Stefano Folli
Il duplice bivio di Vannacci e Salvini
la Repubblica, 31 gennaio 2026
Nel tempo in cui viviamo ognuno ha diritto al proprio quarto d’ora di celebrità. È una frase assai nota di Andy Warhol che non intende esprimere cordialità e simpatia umana. Al contrario, vuole esprimere malcelato fastidio per tutti coloro che si affollano sul palcoscenico dell’esistenza in cerca di un’effimera popolarità.
Il generale Roberto Vannacci, che ha deposto l’uniforme per inseguire un’ambizione politica, ha ottenuto il suo momento d’oro, tuttavia è evidente che non gli basta. Vorrebbe molto di più, ma è rischioso infrangere la legge di Warhol senza avere le idee chiare. E Vannacci, al di là delle pagine di giornale che si occupano di lui nella fase in cui la politica è un po’ stanca, in attesa del referendum, vuole molto più di quanto sia in grado di gestire.
Qui forse è il punto che ridimensiona l’attivismo dell’ex ufficiale e ne mostra la fragilità. C’è un errore di fondo. L’idea che l’Italia equivalga alla Germania dove ha attecchito il partito di Alternative. O all’Europa dell’Est dove prosperano le formazioni legate alla Russia putiniana.
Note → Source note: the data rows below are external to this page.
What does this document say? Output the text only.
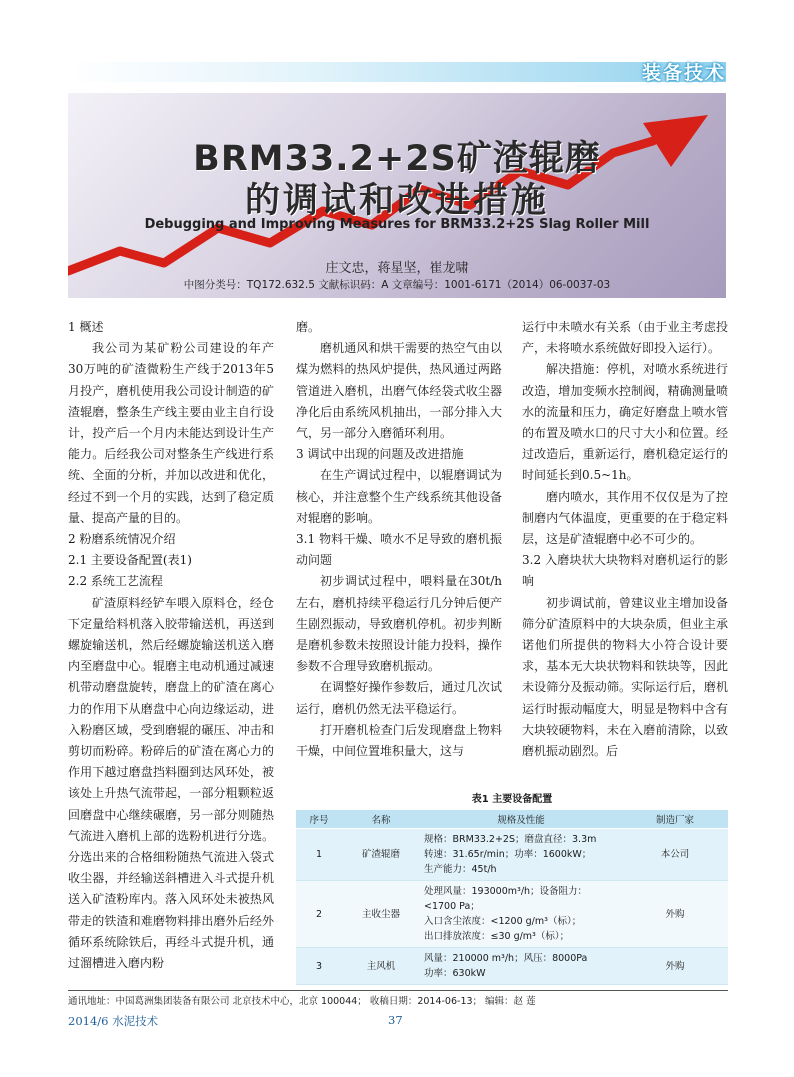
装备技术
BRM33.2+2S矿渣辊磨
的调试和改进措施
Debugging and Improving Measures for BRM33.2+2S Slag Roller Mill
庄文忠，蒋星坚，崔龙啸
中图分类号：TQ172.632.5 文献标识码：A 文章编号：1001-6171（2014）06-0037-03
1 概述

我公司为某矿粉公司建设的年产30万吨的矿渣微粉生产线于2013年5月投产，磨机使用我公司设计制造的矿渣辊磨，整条生产线主要由业主自行设计，投产后一个月内未能达到设计生产能力。后经我公司对整条生产线进行系统、全面的分析，并加以改进和优化，经过不到一个月的实践，达到了稳定质量、提高产量的目的。

2 粉磨系统情况介绍
2.1 主要设备配置(表1)
2.2 系统工艺流程

矿渣原料经铲车喂入原料仓，经仓下定量给料机落入胶带输送机，再送到螺旋输送机，然后经螺旋输送机送入磨内至磨盘中心。辊磨主电动机通过减速机带动磨盘旋转，磨盘上的矿渣在离心力的作用下从磨盘中心向边缘运动，进入粉磨区域，受到磨辊的碾压、冲击和剪切而粉碎。粉碎后的矿渣在离心力的作用下越过磨盘挡料圈到达风环处，被该处上升热气流带起，一部分粗颗粒返回磨盘中心继续碾磨，另一部分则随热气流进入磨机上部的选粉机进行分选。分选出来的合格细粉随热气流进入袋式收尘器，并经输送斜槽进入斗式提升机送入矿渣粉库内。落入风环处未被热风带走的铁渣和难磨物料排出磨外后经外循环系统除铁后，再经斗式提升机，通过溜槽进入磨内粉

磨。

磨机通风和烘干需要的热空气由以煤为燃料的热风炉提供，热风通过两路管道进入磨机，出磨气体经袋式收尘器净化后由系统风机抽出，一部分排入大气，另一部分入磨循环利用。

3 调试中出现的问题及改进措施

在生产调试过程中，以辊磨调试为核心，并注意整个生产线系统其他设备对辊磨的影响。

3.1 物料干燥、喷水不足导致的磨机振动问题

初步调试过程中，喂料量在30t/h左右，磨机持续平稳运行几分钟后便产生剧烈振动，导致磨机停机。初步判断是磨机参数未按照设计能力投料，操作参数不合理导致磨机振动。

在调整好操作参数后，通过几次试运行，磨机仍然无法平稳运行。

打开磨机检查门后发现磨盘上物料干燥，中间位置堆积量大，这与

运行中未喷水有关系（由于业主考虑投产，未将喷水系统做好即投入运行）。

解决措施：停机，对喷水系统进行改造，增加变频水控制阀，精确测量喷水的流量和压力，确定好磨盘上喷水管的布置及喷水口的尺寸大小和位置。经过改造后，重新运行，磨机稳定运行的时间延长到0.5~1h。

磨内喷水，其作用不仅仅是为了控制磨内气体温度，更重要的在于稳定料层，这是矿渣辊磨中必不可少的。

3.2 入磨块状大块物料对磨机运行的影响

初步调试前，曾建议业主增加设备筛分矿渣原料中的大块杂质，但业主承诺他们所提供的物料大小符合设计要求，基本无大块状物料和铁块等，因此未设筛分及振动筛。实际运行后，磨机运行时振动幅度大，明显是物料中含有大块较硬物料，未在入磨前清除，以致磨机振动剧烈。后

表1 主要设备配置
序号	名称	规格及性能	制造厂家
1	矿渣辊磨	规格：BRM33.2+2S；磨盘直径：3.3m
转速：31.65r/min；功率：1600kW；
生产能力：45t/h	本公司
2	主收尘器	处理风量：193000m³/h；设备阻力：<1700 Pa；
入口含尘浓度：<1200 g/m³（标）；
出口排放浓度：≤30 g/m³（标）；	外购
3	主风机	风量：210000 m³/h；风压：8000Pa
功率：630kW	外购
通讯地址：中国葛洲集团装备有限公司 北京技术中心，北京 100044； 收稿日期：2014-06-13； 编辑：赵 莲
2014/6 水泥技术	37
Vannacci propone ricette analoghe: via gli immigrati illegali, repressione spietata, e in politica estera sostegno alle scelte di Mosca in Ucraina e ovunque l’autocrate voglia attuare qualche altra «operazione speciale».
In realtà noi non siamo la Germania, l’Austria o la Slovacchia e nemmeno l’Ungheria di Orbán. Non abbiamo avuto nel dopoguerra una tradizione di radicalismo di destra accreditata di percentuali significative. E la nostra storia recente dimostra che certi fenomeni in prevalenza nordici o mitteleuropei si fermano alle Alpi. E non parliamo dei tentativi di imitare l’America Maga da cui è scaturito Trump.
Questo per dire che il partitino a cui Vannacci intende dar vita rischia di trasformarsi in un discreto fallimento ancora in culla. Tanto è vero che l’uomo continua a essere indeciso. Fa tutto quello che serve per mostrarsi determinato — dal simbolo scopiazzato al nome, dai collaboratori agli slogan — ma al dunque non pronuncia la parola definitiva. Si rende conto che è troppo temerario anche per un paracadutista sbagliare il passo d’inizio. Del resto, il capo leghista, Matteo Salvini, ha capito che la baraonda intorno al suo rivale serve solo a danneggiare il Carroccio, trascinandolo su terreni impropri.
Purtroppo, al fine di chiudere i margini di manovra al generale, il cosiddetto “capitano” non trova di meglio che usare gli stessi toni e argomenti. Al punto che l’intemerata dell’altro giorno sull’Ucraina, in cui ha ingiunto a Zelensky di scegliere tra la sconfitta e la disfatta, è stata ripresa sui social da uno dei principali assistenti di Putin.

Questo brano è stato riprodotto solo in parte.